Raman spectroscopy has been widely used to study the structure of glasses and supercooled melts. Recently, Raman spectroscopy was used to study the structure in several bioglasses [14] and to detect the formation of HCA on bioactive materials after exposure to simulated body fluid (SBF) [15]. A combination of Raman and Brillouin scattering methods allows researchers to investigate the detailed relations among composition, elastic properties, and glass structure of a bioactive glass. This information may be applied to screen the optimal biomaterial from a series of candidates.

Among the Na₂O–CaO–P₂O₅–SiO₂ glasses, 45S5 material (a composition 24.5Na₂O · 24.5CaO · 6P₂O₅ · 45SiO₂ (in wt%), where S denotes the network former SiO₂ in 45% followed by a specific Ca/P molar ratio 5.2) has been the most popular one and its properties and applications widely studied. The 45S5 glass is non-toxic and biocompatible [16], and in fact clinically used for middle ear prostheses and as endosseous ridge implants [9]. Nevertheless, the intrinsic strength of this glass or its glass–ceramics counterpart was not explored till now.

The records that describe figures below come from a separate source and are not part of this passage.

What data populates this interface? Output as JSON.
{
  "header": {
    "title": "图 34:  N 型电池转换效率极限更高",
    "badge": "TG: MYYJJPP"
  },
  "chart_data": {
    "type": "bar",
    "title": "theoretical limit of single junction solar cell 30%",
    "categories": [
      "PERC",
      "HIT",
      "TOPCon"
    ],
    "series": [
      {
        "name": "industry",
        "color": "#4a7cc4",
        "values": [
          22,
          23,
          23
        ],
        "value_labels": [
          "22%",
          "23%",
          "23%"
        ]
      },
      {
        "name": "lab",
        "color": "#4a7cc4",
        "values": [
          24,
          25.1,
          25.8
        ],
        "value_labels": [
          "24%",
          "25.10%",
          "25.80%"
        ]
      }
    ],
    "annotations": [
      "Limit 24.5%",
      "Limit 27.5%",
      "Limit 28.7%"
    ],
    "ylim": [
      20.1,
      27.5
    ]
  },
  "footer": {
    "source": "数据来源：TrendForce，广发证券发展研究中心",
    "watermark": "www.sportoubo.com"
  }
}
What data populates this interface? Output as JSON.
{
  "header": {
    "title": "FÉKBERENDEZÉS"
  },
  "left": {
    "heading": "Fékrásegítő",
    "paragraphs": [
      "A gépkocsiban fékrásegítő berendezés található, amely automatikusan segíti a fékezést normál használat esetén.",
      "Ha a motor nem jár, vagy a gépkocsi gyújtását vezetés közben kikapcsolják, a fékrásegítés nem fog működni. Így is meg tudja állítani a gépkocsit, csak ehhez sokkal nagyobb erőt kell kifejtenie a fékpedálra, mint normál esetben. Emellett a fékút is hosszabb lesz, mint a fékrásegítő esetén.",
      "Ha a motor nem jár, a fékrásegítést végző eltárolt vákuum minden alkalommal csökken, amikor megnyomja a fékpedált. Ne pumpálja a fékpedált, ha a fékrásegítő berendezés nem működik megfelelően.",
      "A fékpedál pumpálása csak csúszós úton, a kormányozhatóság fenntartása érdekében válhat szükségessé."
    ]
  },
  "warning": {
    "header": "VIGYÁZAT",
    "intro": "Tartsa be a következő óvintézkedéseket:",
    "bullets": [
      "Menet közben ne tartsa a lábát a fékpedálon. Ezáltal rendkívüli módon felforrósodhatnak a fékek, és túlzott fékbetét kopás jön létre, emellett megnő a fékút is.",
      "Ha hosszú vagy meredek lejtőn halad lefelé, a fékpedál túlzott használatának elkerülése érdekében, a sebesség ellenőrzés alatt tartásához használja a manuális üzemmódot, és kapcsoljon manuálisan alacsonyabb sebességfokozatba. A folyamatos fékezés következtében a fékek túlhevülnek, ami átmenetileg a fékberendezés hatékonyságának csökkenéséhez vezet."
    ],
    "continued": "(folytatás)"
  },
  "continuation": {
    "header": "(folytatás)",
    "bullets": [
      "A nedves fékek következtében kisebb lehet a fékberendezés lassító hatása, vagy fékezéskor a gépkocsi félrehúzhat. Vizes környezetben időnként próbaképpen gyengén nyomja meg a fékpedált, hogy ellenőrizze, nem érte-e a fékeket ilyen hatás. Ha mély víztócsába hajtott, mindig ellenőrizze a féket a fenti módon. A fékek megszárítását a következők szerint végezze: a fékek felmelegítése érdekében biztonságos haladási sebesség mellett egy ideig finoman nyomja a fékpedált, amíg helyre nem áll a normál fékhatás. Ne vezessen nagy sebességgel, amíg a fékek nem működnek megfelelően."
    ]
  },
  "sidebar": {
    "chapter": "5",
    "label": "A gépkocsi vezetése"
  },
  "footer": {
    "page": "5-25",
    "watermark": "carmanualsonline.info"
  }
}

Here, we report the anionic structure and elastic properties of the as-annealed 45S5.2 glass and its thermal evolution using both Raman and Brillouin spectroscopic methods. Another bioglass, 55S4.1, which has an in vivo bioactivity index lower than that of 45S5.2 glass but close to that of Ceravital^® glasses [2] was also characterized in order to study the effect of composition on the structure and elastic properties of this popular bioglass system. The results of specific devitrification treatments to form glass–ceramics with crystals dispersed in the glass matrix are reported in the interrelated paper [17].